The current cmd/gormes build fits in a 7.9 MB static binary built with Go 1.22+. That matters because deployment friction is architecture, not cosmetics. A single binary with Zero-dependencies inside the process boundary is easier to copy to a VPS, easier to audit, and easier to recover in the middle of a bad day than a wrapper that drags a Python or Node runtime into every host.

Wire Doctor

gormes doctor exists to catch wiring mistakes before a live turn burns tokens. The Go-native tool registry and schema surface can be validated locally, including the --offline path, before the model ever sees a tool definition.
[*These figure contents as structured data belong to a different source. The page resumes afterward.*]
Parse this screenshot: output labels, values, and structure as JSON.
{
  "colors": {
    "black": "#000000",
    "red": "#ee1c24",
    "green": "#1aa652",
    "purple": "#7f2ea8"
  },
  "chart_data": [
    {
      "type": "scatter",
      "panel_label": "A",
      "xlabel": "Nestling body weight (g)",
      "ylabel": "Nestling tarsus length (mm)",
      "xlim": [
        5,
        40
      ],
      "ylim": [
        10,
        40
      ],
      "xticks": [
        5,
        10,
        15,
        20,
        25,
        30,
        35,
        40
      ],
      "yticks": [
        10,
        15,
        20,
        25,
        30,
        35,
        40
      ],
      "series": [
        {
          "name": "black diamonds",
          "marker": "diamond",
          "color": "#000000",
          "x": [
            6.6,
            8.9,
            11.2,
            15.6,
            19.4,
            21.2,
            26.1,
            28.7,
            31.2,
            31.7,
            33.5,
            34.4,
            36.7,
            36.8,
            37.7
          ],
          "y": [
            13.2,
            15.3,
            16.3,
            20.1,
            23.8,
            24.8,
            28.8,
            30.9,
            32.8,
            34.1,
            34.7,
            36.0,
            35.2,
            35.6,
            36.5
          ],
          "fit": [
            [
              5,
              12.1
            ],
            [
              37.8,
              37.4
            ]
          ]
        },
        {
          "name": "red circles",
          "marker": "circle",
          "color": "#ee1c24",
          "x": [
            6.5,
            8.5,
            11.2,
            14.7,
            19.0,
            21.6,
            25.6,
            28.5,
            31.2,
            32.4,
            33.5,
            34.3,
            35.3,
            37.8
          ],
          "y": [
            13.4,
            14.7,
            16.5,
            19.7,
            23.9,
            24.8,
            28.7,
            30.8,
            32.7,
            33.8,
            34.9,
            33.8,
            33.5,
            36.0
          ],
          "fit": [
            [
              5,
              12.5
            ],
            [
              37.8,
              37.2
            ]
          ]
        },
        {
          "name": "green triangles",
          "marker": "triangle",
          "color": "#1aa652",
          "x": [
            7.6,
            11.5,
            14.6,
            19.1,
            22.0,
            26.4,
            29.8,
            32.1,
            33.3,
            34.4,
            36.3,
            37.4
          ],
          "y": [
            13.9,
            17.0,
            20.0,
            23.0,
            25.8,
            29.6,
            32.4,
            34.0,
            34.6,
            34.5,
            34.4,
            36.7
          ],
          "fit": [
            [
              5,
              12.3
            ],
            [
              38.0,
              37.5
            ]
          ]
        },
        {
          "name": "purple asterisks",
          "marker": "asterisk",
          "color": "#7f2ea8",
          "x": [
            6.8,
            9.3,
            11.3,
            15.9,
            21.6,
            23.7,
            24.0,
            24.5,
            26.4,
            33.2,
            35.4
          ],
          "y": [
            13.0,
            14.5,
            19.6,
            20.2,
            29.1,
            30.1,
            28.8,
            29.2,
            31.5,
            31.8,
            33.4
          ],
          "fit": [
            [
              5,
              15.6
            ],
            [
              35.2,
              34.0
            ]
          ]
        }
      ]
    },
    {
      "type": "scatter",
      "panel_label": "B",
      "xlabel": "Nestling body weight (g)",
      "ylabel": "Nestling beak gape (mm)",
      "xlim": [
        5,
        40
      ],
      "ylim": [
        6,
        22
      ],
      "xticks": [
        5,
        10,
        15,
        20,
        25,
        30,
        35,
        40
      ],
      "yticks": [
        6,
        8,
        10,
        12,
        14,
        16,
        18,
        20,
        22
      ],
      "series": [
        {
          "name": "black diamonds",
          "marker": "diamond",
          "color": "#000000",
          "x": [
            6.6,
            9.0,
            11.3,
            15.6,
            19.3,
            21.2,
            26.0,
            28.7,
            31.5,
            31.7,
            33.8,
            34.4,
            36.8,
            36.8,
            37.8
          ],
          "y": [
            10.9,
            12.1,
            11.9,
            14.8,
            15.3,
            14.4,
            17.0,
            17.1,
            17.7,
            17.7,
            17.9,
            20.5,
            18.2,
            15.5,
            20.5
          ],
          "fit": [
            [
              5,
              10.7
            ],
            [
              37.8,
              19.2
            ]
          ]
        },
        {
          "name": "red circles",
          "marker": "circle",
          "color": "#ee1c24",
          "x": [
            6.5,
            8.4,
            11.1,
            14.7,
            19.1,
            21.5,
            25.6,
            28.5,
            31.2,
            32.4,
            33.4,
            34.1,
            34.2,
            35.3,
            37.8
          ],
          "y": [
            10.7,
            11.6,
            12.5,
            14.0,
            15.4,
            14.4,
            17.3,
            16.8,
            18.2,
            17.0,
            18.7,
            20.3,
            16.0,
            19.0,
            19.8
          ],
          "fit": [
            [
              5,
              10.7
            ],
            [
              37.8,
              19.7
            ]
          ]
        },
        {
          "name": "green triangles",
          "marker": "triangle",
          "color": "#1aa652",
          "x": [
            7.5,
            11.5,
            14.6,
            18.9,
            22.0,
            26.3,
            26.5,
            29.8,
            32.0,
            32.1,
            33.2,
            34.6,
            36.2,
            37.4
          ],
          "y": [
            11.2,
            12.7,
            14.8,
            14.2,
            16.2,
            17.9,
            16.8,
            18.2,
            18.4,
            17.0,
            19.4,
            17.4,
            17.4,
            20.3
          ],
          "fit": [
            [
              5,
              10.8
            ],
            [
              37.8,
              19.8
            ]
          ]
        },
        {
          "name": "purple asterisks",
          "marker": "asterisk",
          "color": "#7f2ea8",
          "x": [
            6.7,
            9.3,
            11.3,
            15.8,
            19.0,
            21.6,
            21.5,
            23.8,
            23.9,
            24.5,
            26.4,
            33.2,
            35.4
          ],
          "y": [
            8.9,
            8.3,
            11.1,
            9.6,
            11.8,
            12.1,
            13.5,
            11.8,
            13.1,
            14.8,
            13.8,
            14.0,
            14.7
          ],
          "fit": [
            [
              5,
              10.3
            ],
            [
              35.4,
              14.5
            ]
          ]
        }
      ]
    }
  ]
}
That is not a convenience flag. It is a control point that turns schema drift into a local failure instead of a paid production failure.

Chaos Resilience

Real systems drop streams. Gormes treats that as a first-class architectural problem. Route-B reconnect keeps a turn alive when the SSE stream goes sideways, and the 16 ms coalescing mailbox prevents a stalled renderer from creating a thundering herd of stale frames. The kernel pushes the latest useful state, not every intermediate twitch.

Surgical Architecture

Gormes is deliberately split into focused binaries. gormes stays small and terminal-first. gormes-telegram exists as a separate artifact because platform adapters should not bloat the TUI binary or couple unrelated dependency graphs. This is a surgical-strike architecture: clear ownership, smaller binaries, cleaner crash boundaries, and less hidden weight.